Since alpha-2-adrenergic agonists have important effects on the adrenergic system that have recently been applied to the anesthetic setting, we investigated the effect of stimulation of alpha-2 adrenoceptors on epinephrine-induced arrhythmias in halothane-anesthetized dogs. The arrhythmogenic threshold for epinephrine was determined during halothane anesthesia in the presence of dexmedetomidine, a selective alpha-2 agonist, and L-medetomidine, a stereoisomer of medetomidine that lacks alpha-2-agonist activity. Dexmedetomidine increased the arrhythmogenic threshold for epinephrine in a dose-dependent manner during halothane anesthesia.

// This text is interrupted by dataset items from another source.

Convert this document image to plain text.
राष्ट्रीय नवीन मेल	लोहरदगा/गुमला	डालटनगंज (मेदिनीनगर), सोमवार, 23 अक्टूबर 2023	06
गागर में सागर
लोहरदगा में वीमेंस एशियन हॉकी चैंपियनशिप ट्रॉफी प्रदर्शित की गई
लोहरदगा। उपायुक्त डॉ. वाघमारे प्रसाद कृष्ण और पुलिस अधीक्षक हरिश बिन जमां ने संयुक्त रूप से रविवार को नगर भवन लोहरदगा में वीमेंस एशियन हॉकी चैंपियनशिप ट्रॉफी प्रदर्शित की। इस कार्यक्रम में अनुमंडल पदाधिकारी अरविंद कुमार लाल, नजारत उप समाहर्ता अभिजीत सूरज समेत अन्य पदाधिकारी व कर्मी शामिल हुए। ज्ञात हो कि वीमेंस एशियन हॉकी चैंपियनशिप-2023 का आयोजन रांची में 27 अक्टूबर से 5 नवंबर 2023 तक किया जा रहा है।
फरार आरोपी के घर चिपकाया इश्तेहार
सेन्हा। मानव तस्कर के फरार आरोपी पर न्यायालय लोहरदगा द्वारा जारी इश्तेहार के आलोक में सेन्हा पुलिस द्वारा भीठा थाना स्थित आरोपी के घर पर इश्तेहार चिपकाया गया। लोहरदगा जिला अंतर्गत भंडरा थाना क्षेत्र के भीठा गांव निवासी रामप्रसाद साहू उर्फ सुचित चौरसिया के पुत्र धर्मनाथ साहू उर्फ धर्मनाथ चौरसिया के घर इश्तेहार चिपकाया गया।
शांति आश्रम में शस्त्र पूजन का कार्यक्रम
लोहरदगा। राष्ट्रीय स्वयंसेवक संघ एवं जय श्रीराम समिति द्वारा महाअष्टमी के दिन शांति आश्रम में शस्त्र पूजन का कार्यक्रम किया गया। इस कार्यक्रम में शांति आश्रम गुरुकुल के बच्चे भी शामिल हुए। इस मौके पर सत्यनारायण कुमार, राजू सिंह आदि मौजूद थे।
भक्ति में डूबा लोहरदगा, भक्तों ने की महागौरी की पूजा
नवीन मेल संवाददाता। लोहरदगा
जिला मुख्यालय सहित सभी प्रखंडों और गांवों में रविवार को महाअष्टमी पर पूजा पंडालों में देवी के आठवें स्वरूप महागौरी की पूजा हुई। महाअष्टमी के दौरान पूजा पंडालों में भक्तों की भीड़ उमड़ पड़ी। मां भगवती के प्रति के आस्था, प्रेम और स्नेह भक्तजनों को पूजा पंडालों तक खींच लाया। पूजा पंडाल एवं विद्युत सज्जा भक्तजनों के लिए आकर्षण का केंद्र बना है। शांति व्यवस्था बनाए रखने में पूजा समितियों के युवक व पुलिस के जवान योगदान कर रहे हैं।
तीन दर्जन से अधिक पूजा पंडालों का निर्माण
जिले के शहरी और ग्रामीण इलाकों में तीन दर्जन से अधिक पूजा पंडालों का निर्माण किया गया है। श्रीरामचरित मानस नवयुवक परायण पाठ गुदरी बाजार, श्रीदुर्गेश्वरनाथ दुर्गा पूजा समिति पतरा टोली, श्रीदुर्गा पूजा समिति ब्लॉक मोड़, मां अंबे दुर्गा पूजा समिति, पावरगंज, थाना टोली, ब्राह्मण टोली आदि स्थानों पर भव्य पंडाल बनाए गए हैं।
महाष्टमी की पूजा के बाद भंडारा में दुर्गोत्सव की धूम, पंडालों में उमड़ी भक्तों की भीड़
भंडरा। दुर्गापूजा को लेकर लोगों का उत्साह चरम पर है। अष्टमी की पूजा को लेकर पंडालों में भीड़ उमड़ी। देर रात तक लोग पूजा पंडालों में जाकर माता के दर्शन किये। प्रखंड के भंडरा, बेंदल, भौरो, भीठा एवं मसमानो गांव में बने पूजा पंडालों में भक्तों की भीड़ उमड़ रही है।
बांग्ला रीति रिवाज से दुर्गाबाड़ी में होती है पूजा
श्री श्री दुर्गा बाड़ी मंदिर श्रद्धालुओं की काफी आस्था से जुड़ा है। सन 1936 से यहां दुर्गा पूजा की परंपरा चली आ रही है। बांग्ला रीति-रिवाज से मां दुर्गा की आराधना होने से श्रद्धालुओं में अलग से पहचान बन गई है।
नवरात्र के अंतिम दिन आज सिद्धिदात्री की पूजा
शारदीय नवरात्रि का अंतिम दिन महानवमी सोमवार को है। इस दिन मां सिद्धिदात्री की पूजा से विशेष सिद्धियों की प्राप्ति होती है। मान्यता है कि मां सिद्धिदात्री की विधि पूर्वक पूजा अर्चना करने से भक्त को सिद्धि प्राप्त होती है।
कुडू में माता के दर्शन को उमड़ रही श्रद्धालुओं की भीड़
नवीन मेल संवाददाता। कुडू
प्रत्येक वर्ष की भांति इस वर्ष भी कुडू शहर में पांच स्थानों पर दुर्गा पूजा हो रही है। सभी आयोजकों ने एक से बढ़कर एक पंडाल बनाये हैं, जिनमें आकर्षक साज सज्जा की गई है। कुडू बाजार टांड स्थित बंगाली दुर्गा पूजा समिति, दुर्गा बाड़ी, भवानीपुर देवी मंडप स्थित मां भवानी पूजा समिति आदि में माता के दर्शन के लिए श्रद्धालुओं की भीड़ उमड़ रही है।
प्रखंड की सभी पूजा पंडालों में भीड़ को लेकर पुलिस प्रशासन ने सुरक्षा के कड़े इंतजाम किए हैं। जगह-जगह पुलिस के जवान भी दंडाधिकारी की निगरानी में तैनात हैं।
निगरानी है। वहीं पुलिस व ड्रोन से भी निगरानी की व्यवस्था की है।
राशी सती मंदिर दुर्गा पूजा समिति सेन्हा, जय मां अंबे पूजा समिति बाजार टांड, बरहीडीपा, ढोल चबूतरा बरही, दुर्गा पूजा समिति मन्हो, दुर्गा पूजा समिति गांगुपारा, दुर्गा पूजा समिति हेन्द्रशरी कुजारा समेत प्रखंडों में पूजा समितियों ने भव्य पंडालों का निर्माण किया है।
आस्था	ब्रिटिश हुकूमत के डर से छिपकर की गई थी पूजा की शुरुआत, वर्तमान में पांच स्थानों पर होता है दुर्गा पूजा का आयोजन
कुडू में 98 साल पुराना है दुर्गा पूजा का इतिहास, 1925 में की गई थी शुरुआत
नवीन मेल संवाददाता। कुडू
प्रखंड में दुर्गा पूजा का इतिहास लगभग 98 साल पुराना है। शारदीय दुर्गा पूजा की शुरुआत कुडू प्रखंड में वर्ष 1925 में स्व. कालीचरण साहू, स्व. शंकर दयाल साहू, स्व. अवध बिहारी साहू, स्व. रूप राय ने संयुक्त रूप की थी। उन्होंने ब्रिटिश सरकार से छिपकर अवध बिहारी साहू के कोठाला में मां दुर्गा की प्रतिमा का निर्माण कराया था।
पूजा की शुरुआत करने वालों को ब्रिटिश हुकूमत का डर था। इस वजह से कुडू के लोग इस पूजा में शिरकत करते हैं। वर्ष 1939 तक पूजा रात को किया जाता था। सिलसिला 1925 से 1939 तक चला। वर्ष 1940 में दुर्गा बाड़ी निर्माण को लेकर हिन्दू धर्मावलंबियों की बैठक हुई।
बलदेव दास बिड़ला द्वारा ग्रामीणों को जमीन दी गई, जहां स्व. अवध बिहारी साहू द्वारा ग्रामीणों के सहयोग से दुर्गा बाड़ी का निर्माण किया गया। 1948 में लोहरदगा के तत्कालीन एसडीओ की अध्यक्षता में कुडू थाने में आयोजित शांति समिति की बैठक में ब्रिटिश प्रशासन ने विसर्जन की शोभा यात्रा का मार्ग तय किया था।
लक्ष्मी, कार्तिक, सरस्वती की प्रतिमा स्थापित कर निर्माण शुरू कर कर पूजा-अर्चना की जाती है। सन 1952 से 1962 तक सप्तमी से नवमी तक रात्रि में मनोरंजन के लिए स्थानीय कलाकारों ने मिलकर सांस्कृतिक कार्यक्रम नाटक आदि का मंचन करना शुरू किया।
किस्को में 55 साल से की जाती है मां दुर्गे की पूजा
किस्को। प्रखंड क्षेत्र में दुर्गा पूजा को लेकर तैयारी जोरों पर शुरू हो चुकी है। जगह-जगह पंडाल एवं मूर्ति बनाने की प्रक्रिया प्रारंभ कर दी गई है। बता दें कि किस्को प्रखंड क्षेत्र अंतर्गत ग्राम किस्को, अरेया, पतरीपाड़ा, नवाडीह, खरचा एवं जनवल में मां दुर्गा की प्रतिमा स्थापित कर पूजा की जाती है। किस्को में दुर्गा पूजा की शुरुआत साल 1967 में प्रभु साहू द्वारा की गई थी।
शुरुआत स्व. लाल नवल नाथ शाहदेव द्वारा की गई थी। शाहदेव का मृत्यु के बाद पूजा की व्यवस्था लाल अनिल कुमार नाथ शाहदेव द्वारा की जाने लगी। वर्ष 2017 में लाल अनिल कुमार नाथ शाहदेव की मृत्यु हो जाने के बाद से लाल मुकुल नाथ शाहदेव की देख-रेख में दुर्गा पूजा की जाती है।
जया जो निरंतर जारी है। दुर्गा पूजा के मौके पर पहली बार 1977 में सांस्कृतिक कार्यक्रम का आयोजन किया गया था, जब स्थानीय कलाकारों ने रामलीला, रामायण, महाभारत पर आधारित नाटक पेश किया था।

At the highest dose of dexmedetomidine, 0.5-mu-g . kg-1 . min-1, there was a three-fold increase in both the arrhythmogenic dose of epinephrine and the plasma epinephrine concentration that was reached at this dose. On the other hand, L-medetomidine over the same dose range did not effect the arrhythmogenic dose of epinephrine. Atipamezole, a central alpha-2 antagonist that crosses the blood-brain barrier, blocked the antiarrhythmic action of dexmedetomidine. L-659,066 a peripheral alpha-2 antagonist that does not penetrate the blood-brain barrier, did not affect the antiarrhythmic action of dexmedetomidine. Thus, dexmedetomidine's antiarrhythmic effect on epinephrine-induced arrhythmias during halothane anesthesia appears to be mediated at least in part by stimulation of central alpha-2 adrenoceptors.